Feeds data IN to the MDM Hub.

record

An instance of data defined by a data model in the MDM Hub. Two records may be compared and considered similar or a close match, in which case the records may be linked and one may or may not survive.

Roles Based Access Control (RBAC)

Defines rules for accessing tasks or hub data depending on the role of the person, system or function accessing it.

Talend Studio

The administration user interface built from Eclipse. It allows the administrator of the system to manage and maintain the MDM Hub and all associated Data Integration Jobs through a single console.

Trigger

Condition for a Process to be executed, based on events thrown by the MDM Hub. Example of a Trigger condition: Agency created and Agency/Revenue > 100. An event may cause more than one Trigger condition to be true, which will result in several Processes to be executed. Triggers are used to specify when specific Processes such as notifications, duplicate checking, records enrichment, propagation to back end systems, approval workflows etc. should be executed.

View

A complete or a subset view of a record. A complete view shows all elements or columns in an entity, while a subset view shows some of the elements or columns in an entity. A View may restrict access to attributes of a record depending on who or what is asking for the data.

Terms in Talend Data Quality

advanced statistics

Indicators which determine the most probable and the most frequent values and build frequency tables.

Benford Law Frequency

An indicator based on examining the actual frequency of the digits 1 through 9 in numerical data. It is usually used as an indicator of accounting and expenses fraud in lists or tables.

data profiling

The process of examining the data available in different data sources and collecting statistics and information about this data. Data profiling helps to assess the quality level of the data according to a defined goal.

Data Quality Portal

A web-based platform that shares the results of the analyses and further exploits them.

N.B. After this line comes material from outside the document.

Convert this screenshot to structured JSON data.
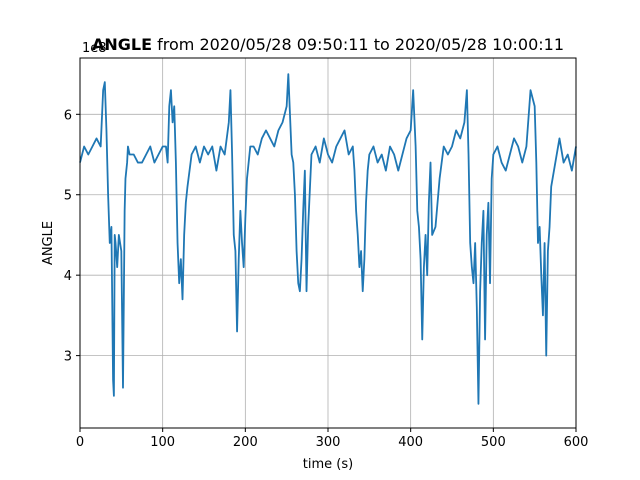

It provides advanced reporting and allows to compare current and historical statistics to determine the improvement or degradation of your data.

indicators

Results achieved through the implementation of complex analyses about data matching and other data-related operations.

They fall into two categories: "system indicators" or "user defined indicators".

patterns

Sets of strings against which you can define the content, structure and quality of highly complex data.

They fall into two categories: "regular expressions" or "SQL patterns".

pattern frequency statistics

Indicators which determine the most and less frequent patterns in a data set.

phone number statistics

Indicators which count phone numbers. They return the count for each phone number format. They validate the phone formats using the org.talend.libraries.google.libphonumber library.

regular expressions (regex)

Predefined patterns that you can use to search and manipulate data in databases.

report

A document you can generate on one or more analyses from the Profiling perspective of the Studio to provide the statistics collected by the analyses. You can generate reports in different formats.

simple statistics

Indicators which provide simple statistics on the number of records falling in certain categories including the number of rows, the number of null values, the number of distinct and unique values, the number of duplicates, or the number of blank fields.

soundex frequency statistics

Indicators which use the Soundex algorithm built in the DBMS. They index records by sounds. This way, records with the same pronunciation (only English pronunciation) are encoded to the same representation so that they can be matched despite minor differences in spelling.

SQL patterns

Personalized patterns which you can use in SQL queries. These patterns usually contain the percent sign (%).

summary statistics

Indicators which perform statistical analyses on numeric data, including the computation of location measures such as the median and the average, the computation of statistical dispersions such as the inter quartile range and the range.

text statistics

Indicators which analyze the characteristics of textual fields in the columns, including minimum, maximum and average length.